Catharine Hastings

Evidence Type: Newspaper Report
27 January 1834

CATHARINE HASTINGS, residing in King Street, was put to the bar, charged with threatening to break the head of a neighbour named CATHERINE DAVIS residing in the same street. On Friday evening last, the parties had some words together, and the prisoner arming herself with a large piece of wood, went out and struck the complainant several times with it, at the same time alleging that the cause of it, was in consequence of DAVIS having appeared as a witness against a party at the Police Office, who was committed to take his trial for a robbery, and using threatening language to her, if she gave evidence against him at the Supreme Court. The Bench considering the circumstance of this threatening a witness, who was about to give evidence on a charge of felony to be of a very aggravated nature, although, at the same time, they were quite sure that the description of the house the complainant lived in, and the character of the inmates were none of the best, yet they felt compelled to visit the offence with the severest penalty the law enabled them to inflict, and sent the prisoner six months to the third class in Mrs.
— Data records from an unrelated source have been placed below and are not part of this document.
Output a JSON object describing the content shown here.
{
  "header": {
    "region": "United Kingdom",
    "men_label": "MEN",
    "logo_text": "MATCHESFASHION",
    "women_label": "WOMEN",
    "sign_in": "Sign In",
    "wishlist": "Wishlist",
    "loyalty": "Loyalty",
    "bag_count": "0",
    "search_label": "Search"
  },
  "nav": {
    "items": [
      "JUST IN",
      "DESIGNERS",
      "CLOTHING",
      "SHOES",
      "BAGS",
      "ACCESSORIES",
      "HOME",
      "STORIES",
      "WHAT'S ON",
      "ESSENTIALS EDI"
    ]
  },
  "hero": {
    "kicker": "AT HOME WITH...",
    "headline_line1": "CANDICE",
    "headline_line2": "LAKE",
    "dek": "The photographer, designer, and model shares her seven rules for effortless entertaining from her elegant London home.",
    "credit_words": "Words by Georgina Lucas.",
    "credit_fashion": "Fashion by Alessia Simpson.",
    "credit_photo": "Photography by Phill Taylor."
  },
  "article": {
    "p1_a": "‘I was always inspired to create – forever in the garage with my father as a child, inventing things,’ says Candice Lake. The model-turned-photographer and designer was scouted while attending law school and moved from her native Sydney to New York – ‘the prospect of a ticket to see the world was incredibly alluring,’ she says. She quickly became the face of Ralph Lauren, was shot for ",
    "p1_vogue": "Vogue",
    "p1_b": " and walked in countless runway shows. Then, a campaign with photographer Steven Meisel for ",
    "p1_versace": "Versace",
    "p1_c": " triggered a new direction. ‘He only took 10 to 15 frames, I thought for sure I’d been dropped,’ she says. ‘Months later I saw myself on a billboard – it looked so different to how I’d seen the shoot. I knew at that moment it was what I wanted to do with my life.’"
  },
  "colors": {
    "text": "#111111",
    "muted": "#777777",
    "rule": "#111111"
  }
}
GORDON’S Seminary, and to be returned to Government. Mrs. HASTINGS here pleaded that she was assigned to her husband. Colonel WILSON informed her the Bench were quite aware of that circumstance, but they considered the nature of her offence to be one of so gross a character, and of a description which they were so frequently called to adjudicate upon, that they were compelled to resort to the utmost rigour of the law, and Mrs. HASTINGS was accordingly led from the bar, a bill of lading being made out consigning her to  the care of the Matron for malcontents at Parramatta.